Malaysia's state-owned Petronas may be targeting a 20 January start to production at its Pegaga gas field offshore Sarawak, after the detection of high mercury levels at the field in September delayed the start to operations.
Petronas has set up an interim mercury unit (MRU) at the Pegaga field and will likely start commissioning the unit on 16 December, it told some term offtakers of the 30mn t/yr Bintulu plant early this week. This is in advance of earlier expectations that the MRU would be fixed in the middle of January. The Pegaga gas field supplies feedstock gas to the Bintulu liquefaction and export project.
Shell, which has a 20pc interest in the Pegaga project, said in March that it expected to see first production from the gas field by the fourth quarter of 2021.
But that was delayed when high mercury levels were discovered at the field in early September, prompting Petronas to approach term buyers to request for delays to or cancellations of November-January 2022 deliveries. It planned then to install an interim MRU in March 2022 and a permanent one in November 2022, market participants said.
But Petronas in the middle of November moved forward the scheduled installation of the interim structure to around end-December or January, market participants said. It in late November delayed the timeline to mid-January, they added.
High mercury content at gas fields may poison catalysts in downstream process units and damage downstream equipment through corrosion, potentially resulting in equipment failure, unscheduled outages, or even fires.
"[20 January] is just their target," a term buyer from the plant said about Petronas' latest timeline. Another term buyer said that Petronas had not informed all term buyers of the project's progress, and that "it wouldn't be surprising if they change the [expected first gas production] date".
Petronas told Argus on 1 December that the installation of the interim MRU at the Pegaga field was "progressing as planned" and that "the first gas is expected by Q1 2022", without specifying exact dates.
"The permanent mercury removal unit is targeted to be ready by 4Q 2022 as per the current plan," Petronas added.
Bintulu LNG has term supply agreements with northeast Asian buyers including Japan's Tokyo Gas, Osaka Gas, Toho Gas, Jera, Tohoku Electric, Japex, Saibu Gas, Shizuoka Gas, Hiroshima Gas and Eneos — formerly known as JX Nippon Oil and Energy — along with state-controlled China's CNOOC, Taiwan's CPC and South Korea's Kogas.

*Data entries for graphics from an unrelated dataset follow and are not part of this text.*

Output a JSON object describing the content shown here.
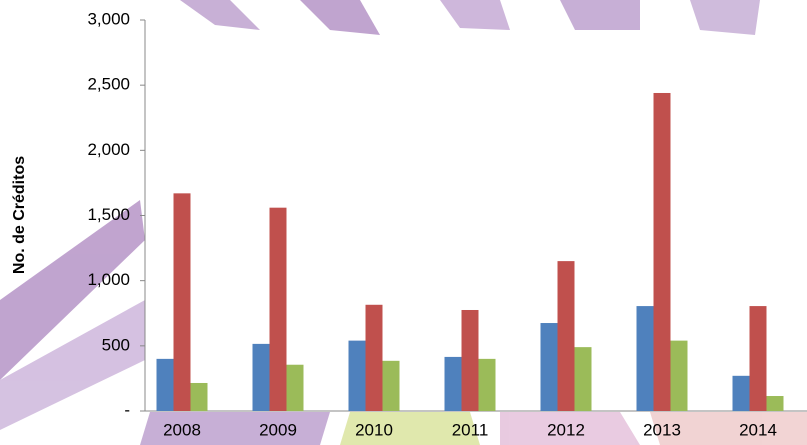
{
  "chart_data": {
    "type": "bar",
    "y_label": "No. de Créditos",
    "categories": [
      "2008",
      "2009",
      "2010",
      "2011",
      "2012",
      "2013",
      "2014"
    ],
    "series": [
      {
        "color": "#4f81bd",
        "values": [
          400,
          515,
          540,
          415,
          675,
          805,
          270
        ]
      },
      {
        "color": "#c0504d",
        "values": [
          1670,
          1560,
          815,
          775,
          1150,
          2440,
          805
        ]
      },
      {
        "color": "#9bbb59",
        "values": [
          215,
          355,
          385,
          400,
          490,
          540,
          115
        ]
      }
    ],
    "ylim": [
      0,
      3000
    ],
    "yticks": [
      {
        "value": 0,
        "label": "-"
      },
      500,
      {
        "value": 1000,
        "label": "1,000"
      },
      {
        "value": 1500,
        "label": "1,500"
      },
      {
        "value": 2000,
        "label": "2,000"
      },
      {
        "value": 2500,
        "label": "2,500"
      },
      {
        "value": 3000,
        "label": "3,000"
      }
    ],
    "grid": false
  }
}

Petronas had most recently requested for the cancellation of around 7-8 cargoes/month for delivery in January and February, and around 5-6 cargoes/month for delivery in March-May, as a result of the issue at the Pegaga gas field. This was a reduction from its original expectation of the cancellation of over 10 cargoes meant for delivery in January, when the interim MRU was expected to be installed in March 2022, market participants said.

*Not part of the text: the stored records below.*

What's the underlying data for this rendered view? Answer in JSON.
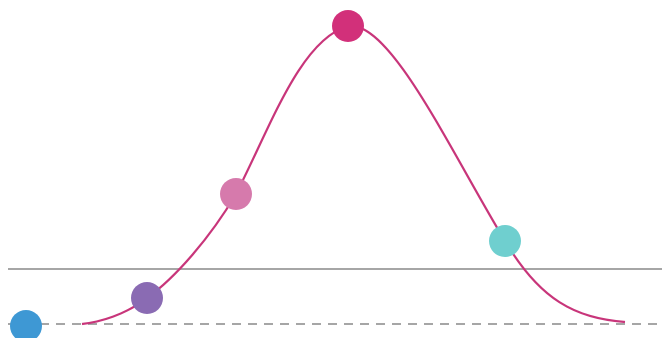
{
  "colors": {
    "background": "#ffffff",
    "curve": "#c8357a",
    "threshold_line": "#a6a6a6",
    "baseline": "#a6a6a6",
    "markers": [
      "#3e98d4",
      "#8a6bb3",
      "#d67aac",
      "#d2307a",
      "#6fcfcf"
    ]
  },
  "diagram": {
    "shape": "bell-curve",
    "threshold_line_style": "solid",
    "baseline_style": "dashed",
    "marker_count": 5
  }
}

Several Japanese LNG buyers with term offtake from the plant entered the spot market to enquire for winter deliveries in November and December following Petronas' continued requests to cancel contractual deliveries, exercised under the downward quantity tolerance clause in its contracts.

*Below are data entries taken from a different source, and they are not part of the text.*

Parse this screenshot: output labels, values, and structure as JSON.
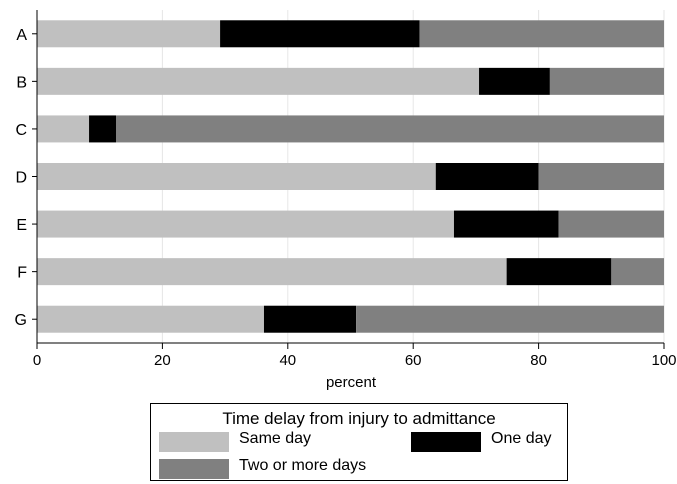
{
  "chart_data": {
    "type": "bar",
    "orientation": "horizontal",
    "stacked": true,
    "percent": true,
    "categories": [
      "A",
      "B",
      "C",
      "D",
      "E",
      "F",
      "G"
    ],
    "series": [
      {
        "name": "Same day",
        "color": "#c0c0c0",
        "values": [
          29.2,
          70.5,
          8.3,
          63.6,
          66.5,
          74.9,
          36.2
        ]
      },
      {
        "name": "One day",
        "color": "#000000",
        "values": [
          31.8,
          11.3,
          4.3,
          16.4,
          16.7,
          16.7,
          14.7
        ]
      },
      {
        "name": "Two or more days",
        "color": "#808080",
        "values": [
          39.0,
          18.2,
          87.4,
          20.0,
          16.8,
          8.4,
          49.1
        ]
      }
    ],
    "xlabel": "percent",
    "xlim": [
      0,
      100
    ],
    "xticks": [
      "0",
      "20",
      "40",
      "60",
      "80",
      "100"
    ],
    "grid": true,
    "legend": {
      "title": "Time delay from injury to admittance",
      "position": "bottom"
    }
  }
}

Japanese gas distributor Saibu Gas sought what was likely its first spot requirement – a partial cargo for delivery in either December or January – through a tender that closed on 1 December. It sought the partial cargo to replace a cancelled delivery from the Bintulu project, market participants said. Saibu Gas typically relies on term supplies from Bintulu, gas retailer Tokyo Gas and Russia's 9.6mn t/yr Sakhalin to meet its LNG requirements.